Tying together the painful plights of the painter and the actor from the previous releases, Layers of Fear introduces the writer’s story, which is weaved in and out of the two main narratives. The unnamed author is holed up in a remote lighthouse writing a book about the painter, but she has her own personal demons to deal with and has to combat similar hallucinated happenings to those inflicted upon the other two main characters. This new side-story doesn’t do anything to elevate the forced-fright formula established elsewhere, but it does serve as solid connective tissue to bridge the two tales together, and provides a tantalizing glimpse at the fate of the series’ main antagonist depending on which ending you arrive at, based on a handful of choices along the way.  

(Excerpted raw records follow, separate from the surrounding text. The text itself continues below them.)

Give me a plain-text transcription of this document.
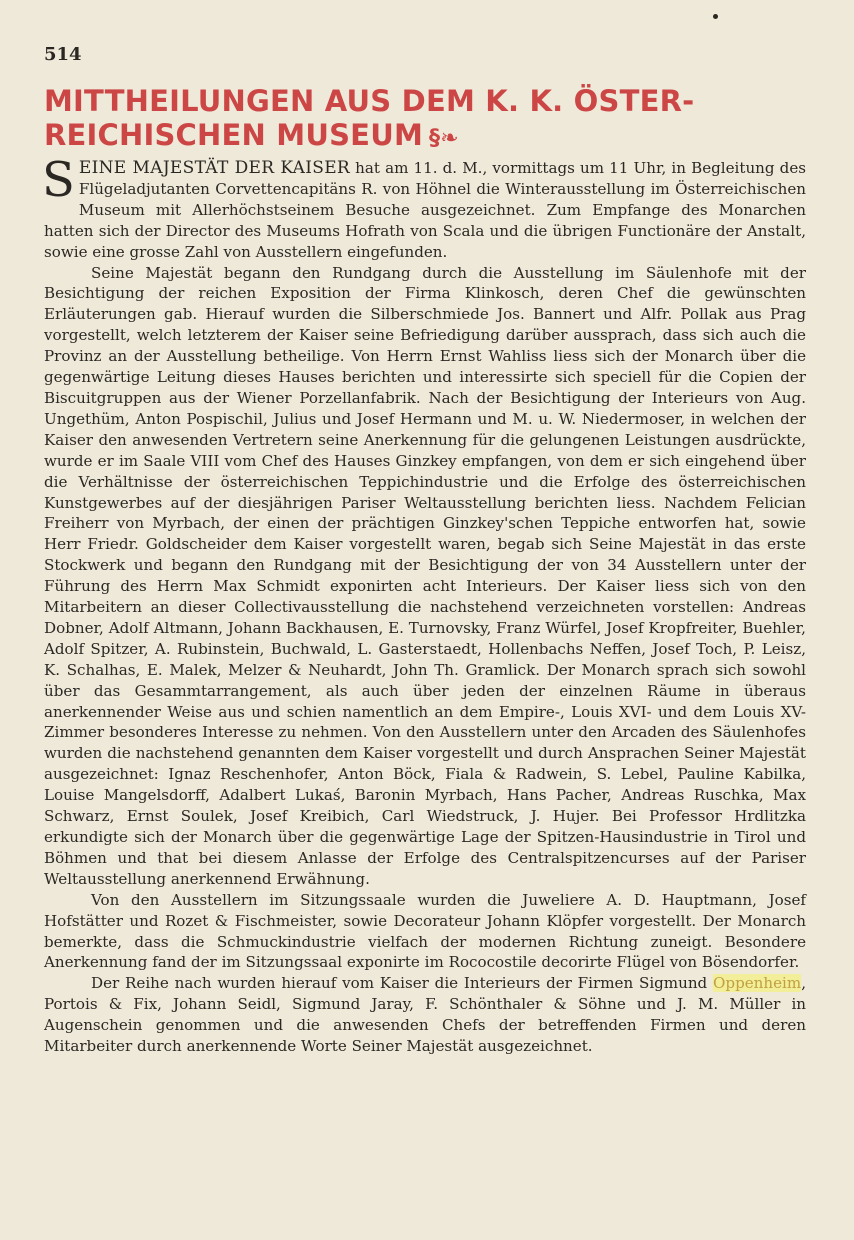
514
MITTHEILUNGEN AUS DEM K. K. ÖSTER-
REICHISCHEN MUSEUM §❧

SEINE MAJESTÄT DER KAISER hat am 11. d. M., vormittags um 11 Uhr, in Begleitung des Flügeladjutanten Corvettencapitäns R. von Höhnel die Winterausstellung im Österreichischen Museum mit Allerhöchstseinem Besuche ausgezeichnet. Zum Empfange des Monarchen hatten sich der Director des Museums Hofrath von Scala und die übrigen Functionäre der Anstalt, sowie eine grosse Zahl von Ausstellern eingefunden.

Seine Majestät begann den Rundgang durch die Ausstellung im Säulenhofe mit der Besichtigung der reichen Exposition der Firma Klinkosch, deren Chef die gewünschten Erläuterungen gab. Hierauf wurden die Silberschmiede Jos. Bannert und Alfr. Pollak aus Prag vorgestellt, welch letzterem der Kaiser seine Befriedigung darüber aussprach, dass sich auch die Provinz an der Ausstellung betheilige. Von Herrn Ernst Wahliss liess sich der Monarch über die gegenwärtige Leitung dieses Hauses berichten und interessirte sich speciell für die Copien der Biscuitgruppen aus der Wiener Porzellanfabrik. Nach der Besichtigung der Interieurs von Aug. Ungethüm, Anton Pospischil, Julius und Josef Hermann und M. u. W. Niedermoser, in welchen der Kaiser den anwesenden Vertretern seine Anerkennung für die gelungenen Leistungen ausdrückte, wurde er im Saale VIII vom Chef des Hauses Ginzkey empfangen, von dem er sich eingehend über die Verhältnisse der österreichischen Teppichindustrie und die Erfolge des österreichischen Kunstgewerbes auf der diesjährigen Pariser Weltausstellung berichten liess. Nachdem Felician Freiherr von Myrbach, der einen der prächtigen Ginzkey'schen Teppiche entworfen hat, sowie Herr Friedr. Goldscheider dem Kaiser vorgestellt waren, begab sich Seine Majestät in das erste Stockwerk und begann den Rundgang mit der Besichtigung der von 34 Ausstellern unter der Führung des Herrn Max Schmidt exponirten acht Interieurs. Der Kaiser liess sich von den Mitarbeitern an dieser Collectivausstellung die nachstehend verzeichneten vorstellen: Andreas Dobner, Adolf Altmann, Johann Backhausen, E. Turnovsky, Franz Würfel, Josef Kropfreiter, Buehler, Adolf Spitzer, A. Rubinstein, Buchwald, L. Gasterstaedt, Hollenbachs Neffen, Josef Toch, P. Leisz, K. Schalhas, E. Malek, Melzer & Neuhardt, John Th. Gramlick. Der Monarch sprach sich sowohl über das Gesammtarrangement, als auch über jeden der einzelnen Räume in überaus anerkennender Weise aus und schien namentlich an dem Empire-, Louis XVI- und dem Louis XV-Zimmer besonderes Interesse zu nehmen. Von den Ausstellern unter den Arcaden des Säulenhofes wurden die nachstehend genannten dem Kaiser vorgestellt und durch Ansprachen Seiner Majestät ausgezeichnet: Ignaz Reschenhofer, Anton Böck, Fiala & Radwein, S. Lebel, Pauline Kabilka, Louise Mangelsdorff, Adalbert Lukaś, Baronin Myrbach, Hans Pacher, Andreas Ruschka, Max Schwarz, Ernst Soulek, Josef Kreibich, Carl Wiedstruck, J. Hujer. Bei Professor Hrdlitzka erkundigte sich der Monarch über die gegenwärtige Lage der Spitzen-Hausindustrie in Tirol und Böhmen und that bei diesem Anlasse der Erfolge des Centralspitzencurses auf der Pariser Weltausstellung anerkennend Erwähnung.

Von den Ausstellern im Sitzungssaale wurden die Juweliere A. D. Hauptmann, Josef Hofstätter und Rozet & Fischmeister, sowie Decorateur Johann Klöpfer vorgestellt. Der Monarch bemerkte, dass die Schmuckindustrie vielfach der modernen Richtung zuneigt. Besondere Anerkennung fand der im Sitzungssaal exponirte im Rococostile decorirte Flügel von Bösendorfer.

Der Reihe nach wurden hierauf vom Kaiser die Interieurs der Firmen Sigmund Oppenheim, Portois & Fix, Johann Seidl, Sigmund Jaray, F. Schönthaler & Söhne und J. M. Müller in Augenschein genommen und die anwesenden Chefs der betreffenden Firmen und deren Mitarbeiter durch anerkennende Worte Seiner Majestät ausgezeichnet.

In fact there’s a heck of a lot of story to sift through in this Layers of Fear including optional mini-campaigns that revolve around the painter’s daughter and wife, so it’s a shame that a lot of the freshly recorded dialogue for the countless letters and notes you find is either delivered awkwardly, features grammatical errors, doesn’t match up with the text on screen, or is a combination of all of the above. Given how great Candyman’s Tony Todd remains as the booming voice of the director in the actor’s story, it’s disappointing that so many of these new supporting performances aren’t delivered with anywhere near the same amount of command or conviction.

Layers of Fear serves up a series of atmospheric and often surreal trips through the shattered psyches of some seriously tortured artists. It’s made all the more eye-catching thanks to Unreal Engine 5, and the addition of the flashlight provides some interesting new ways to both interact with your surroundings and mitigate the frustration of the stalker encounters previously suffered in the original games. However, its sleight of hand scare tactics are still all too clearly telegraphed and this predictable formula grew stale long before I reached the end of each of its main story threads. Ultimately Layers of Fear comes across as a largely scare-free 13-hour crawl through a string of mildly creepy hallways as opposed to a truly terrifying trek into darkness.